Pour une douleur modérée, sans signe inquiétant, vous pouvez réduire les activités déclenchantes pendant quelques jours et observer son évolution. Demandez un avis si elle persiste malgré cette adaptation, revient à chaque reprise ou perturbe votre sommeil, votre marche et vos activités habituelles. En cas d’essoufflement, de douleur thoracique ou de malaise, appelez immédiatement les secours.
Faut-il appliquer du chaud ou du froid derrière le genou ?
Le froid peut aider temporairement après un effort ou en cas d’irritation récente. Enveloppez une poche froide dans un linge et appliquez-la brièvement, sans contact direct avec la peau et sans prolonger la séance si la zone devient engourdie ou douloureuse.

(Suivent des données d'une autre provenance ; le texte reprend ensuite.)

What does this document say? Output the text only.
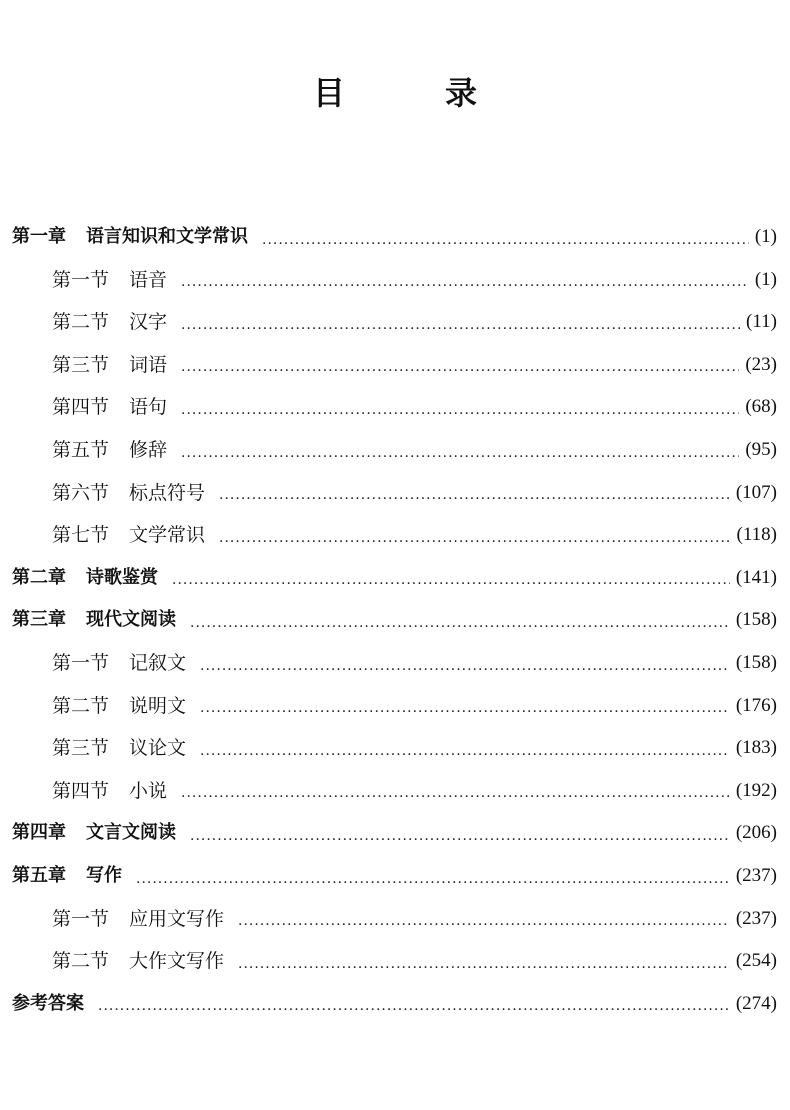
目　录
第一章 语言知识和文学常识 ·····	(1)
第一节 语音 ·····	(1)
第二节 汉字 ·····	(11)
第三节 词语 ·····	(23)
第四节 语句 ·····	(68)
第五节 修辞 ·····	(95)
第六节 标点符号 ·····	(107)
第七节 文学常识 ·····	(118)
第二章 诗歌鉴赏 ·····	(141)
第三章 现代文阅读 ·····	(158)
第一节 记叙文 ·····	(158)
第二节 说明文 ·····	(176)
第三节 议论文 ·····	(183)
第四节 小说 ·····	(192)
第四章 文言文阅读 ·····	(206)
第五章 写作 ·····	(237)
第一节 应用文写作 ·····	(237)
第二节 大作文写作 ·····	(254)
参考答案 ·····	(274)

Le chaud n’est pas approprié sur une zone très gonflée, rouge ou chaude, car il peut accentuer la sensation d’inflammation. Aucun de ces moyens ne doit retarder une consultation si la jambe gonfle, si la peau devient chaude, si une fièvre apparaît ou si vous présentez des signes pouvant évoquer un problème vasculaire ou infectieux.
Conclusion
Depuis quelques jours, vous avez mal derrière le genou : cette douleur peut être liée à une surcharge, à un tendon irrité, à un kyste de Baker ou à un problème articulaire. Plusieurs causes produisent des symptômes proches, ce qui rend l’observation précise indispensable : notez le contexte d’apparition, les mouvements douloureux, la présence d’une boule, d’un blocage ou d’un gonflement.
En attendant, privilégiez un repos relatif, évitez les efforts qui réveillent la douleur et appliquez du froid enveloppé dans un linge si cela vous soulage. Ne forcez pas pour tester l’articulation et ne massez pas une jambe gonflée ou douloureuse avant d’avoir demandé un avis médical.

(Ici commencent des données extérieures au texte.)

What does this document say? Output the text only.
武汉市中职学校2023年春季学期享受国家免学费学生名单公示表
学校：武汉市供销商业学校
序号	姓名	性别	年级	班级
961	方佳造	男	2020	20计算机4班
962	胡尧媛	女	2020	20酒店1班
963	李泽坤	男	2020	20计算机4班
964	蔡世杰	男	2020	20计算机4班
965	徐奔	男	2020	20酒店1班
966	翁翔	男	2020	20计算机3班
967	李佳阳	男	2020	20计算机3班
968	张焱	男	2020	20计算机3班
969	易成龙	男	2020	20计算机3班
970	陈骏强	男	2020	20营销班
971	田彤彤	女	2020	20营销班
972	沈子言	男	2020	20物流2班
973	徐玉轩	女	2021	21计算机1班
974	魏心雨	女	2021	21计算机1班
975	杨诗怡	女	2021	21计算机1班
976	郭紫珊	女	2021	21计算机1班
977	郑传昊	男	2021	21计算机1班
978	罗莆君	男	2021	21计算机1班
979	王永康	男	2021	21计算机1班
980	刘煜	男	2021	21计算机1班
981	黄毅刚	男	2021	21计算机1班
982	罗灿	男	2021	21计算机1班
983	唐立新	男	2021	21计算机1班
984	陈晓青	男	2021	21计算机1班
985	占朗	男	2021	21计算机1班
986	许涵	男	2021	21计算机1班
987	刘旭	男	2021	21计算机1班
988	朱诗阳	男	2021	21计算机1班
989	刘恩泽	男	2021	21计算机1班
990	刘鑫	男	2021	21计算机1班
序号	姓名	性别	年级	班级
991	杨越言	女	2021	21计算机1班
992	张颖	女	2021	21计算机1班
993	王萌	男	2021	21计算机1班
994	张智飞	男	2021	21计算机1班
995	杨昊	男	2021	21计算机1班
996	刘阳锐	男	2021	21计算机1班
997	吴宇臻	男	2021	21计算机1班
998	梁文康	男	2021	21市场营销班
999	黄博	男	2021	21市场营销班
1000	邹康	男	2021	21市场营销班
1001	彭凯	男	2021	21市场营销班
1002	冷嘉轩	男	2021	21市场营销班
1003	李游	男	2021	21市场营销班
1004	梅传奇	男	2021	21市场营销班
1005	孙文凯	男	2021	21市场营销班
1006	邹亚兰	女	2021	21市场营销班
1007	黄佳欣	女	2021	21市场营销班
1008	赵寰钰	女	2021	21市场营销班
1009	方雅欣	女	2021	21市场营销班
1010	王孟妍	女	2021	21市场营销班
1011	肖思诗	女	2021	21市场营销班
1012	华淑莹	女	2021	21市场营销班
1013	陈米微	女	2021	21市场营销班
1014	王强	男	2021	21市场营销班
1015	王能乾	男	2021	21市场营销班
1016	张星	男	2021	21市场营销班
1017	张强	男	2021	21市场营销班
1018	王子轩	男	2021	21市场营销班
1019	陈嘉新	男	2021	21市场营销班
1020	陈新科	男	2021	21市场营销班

Consultez rapidement en cas de gonflement du mollet, de chaleur, de rougeur, de fièvre, de traumatisme, d’impossibilité de marcher ou de douleur qui s’aggrave. Un essoufflement, une douleur thoracique ou un malaise nécessitent d’appeler immédiatement les secours. Si la gêne persiste, demandez un avis professionnel avant la reprise complète de vos activités ou le choix d’une orthèse. Une genouillère peut accompagner un besoin précis, mais elle ne remplace jamais l’identification de la cause.